AS 37.15.250 Bond Resolution
Provides that the bond committee shall authorize the
issuance of the bonds by adopting a resolution. The
resolution may fix the principal amount,
denominations, date, maturities, manner of sale, place
or places of payment, terms, form, conditions and
covenants of the bonds.
AS 37.15.255 Bond Reserve Fund
The resolution authorizing the issuance of bonds, may
provide for the establishment and maintenance of a
special fund - The Toll Bridge Revenue Bond Reserve
Fund.
The fund will consist of:
1. All proceeds of the bonds required to be
deposited into the fund by terms of the bond
resolution or a trust agreement;
2. An amount equal to the required debt service
reserve, as determined by the Commissioner of
Revenue; and
3. Appropriations approved by the Legislature.
Money in the fund will be applied solely to the
payment of the interest and principal on bonds
authorized and issued under AS 37.15.225 -
37.15.285.
Money in the reserve fund, excess of what is required
for the debt service reserve, may be withdrawn or may
be transferred to the bond redemption fund.
Bonds may not be issued under a trust agreement,
indenture, or bond resolution unless the required debt
service reserve for the bonds is in the reserve fund.
If the funds in the fund fall below the required debt
service reserve amount, as determined by bond
committee, the Commissioner of Revenue will notify the
Governor and the Legislature of the amount of funds
necessary to restore the account to an amount
sufficient to meet the required debt service. The
Legislature then has the discretion of appropriating
funds to replenish the fund to an amount equal to the
required debt service reserve.
AS 37.15.260 Enforcement by Bond Owner
Provides that bondholders, or their trustees, may
enforce their rights (transfer, set aside, payment of
money, and the enforcement of all terms, conditions,
and covenants) in superior court.
AS 37.15.265 Amounts Required for Payments
Starting with the year in which bonds are issued, the
bond committee will certify to the Commissioners of
Revenue and Administration, the amount, required for
the next two fiscal years, to be paid from toll
revenues or other state appropriations to:
1. The Bond Redemption Fund - to pay the
principal and interest
2. The Bond Reserve Fund - to maintain the
required debt service reserve
AS 37.15.270 Refunding
Provides the bond committee with the authority to
refund parts or all of the bonds at or before the
maturity or redemption date, if refunding is
advantageous to or in the best interest of the State.
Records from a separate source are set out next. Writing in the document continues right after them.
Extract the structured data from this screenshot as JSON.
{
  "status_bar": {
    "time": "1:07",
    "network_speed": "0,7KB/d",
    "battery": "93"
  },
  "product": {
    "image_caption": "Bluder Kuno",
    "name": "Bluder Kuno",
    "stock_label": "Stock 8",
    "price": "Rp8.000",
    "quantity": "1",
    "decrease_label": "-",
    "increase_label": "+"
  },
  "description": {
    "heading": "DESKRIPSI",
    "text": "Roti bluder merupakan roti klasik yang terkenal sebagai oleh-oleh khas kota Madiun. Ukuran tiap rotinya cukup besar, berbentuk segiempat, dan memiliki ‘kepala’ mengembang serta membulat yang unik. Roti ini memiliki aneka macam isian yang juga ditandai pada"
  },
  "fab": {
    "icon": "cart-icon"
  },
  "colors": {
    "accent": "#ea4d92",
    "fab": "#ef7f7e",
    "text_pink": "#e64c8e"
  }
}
All of the provisions that relate to the issuance of
bonds under AS 37.15.225 - 37.15.285 are applicable to
the refunding bonds.
AS 37.15.275 Bonds as Legal Investments
Provides that the bonds are legally enforceable
securities that can be purchased by individual and
institutional investors.
AS 37.15.285 Definitions
Section 7: Effective Date Clause
Provides for a July 1, 2014 effective date.
10:41:52 AM
Senator Hoffman looked at Section 3, and noticed that the
bond committee was assigned to evaluate whether the total
revenues were adequate to pay for the principal and
interest on the bonds, and if not would issue additional
toll revenues. He then looked at page 2 regarding the bond
reserve fund, and there was a provision for appropriation
by the legislature. He wondered why legislation
appropriation was necessary, if in fact Section 3 addressed
that issue with a toll adjustment. Ms. Armstrong replied
that there were discussions regarding maintaining the
authority's ability to issue bonds itself, especially if
the legislature decided that it was the appropriating
direction, so the obligations of the authority needed to
address the operations, maintenance, and the state's issued
debt that the bill proposed. She stressed that the
legislature should seriously examine that provision.
Senator Hoffman felt that it was the main concern, because
the state would maintain the obligation. He felt that the
toll would adequately fund the construction. He did not
thing that there would be support, if the state had to
cover the cost of construction.
Senator Olson stressed that there were very substantial
financial requirements and burdens that the state was
currently addressing. He asked for an update regarding the
Transportation Infrastructure Finance and Innovation Act
(TIFIA) loans. Co-Chair Meyer replied that Ms. Armstrong
was not capable of answering that question. Senator Olson
agreed to receive a response at a later date.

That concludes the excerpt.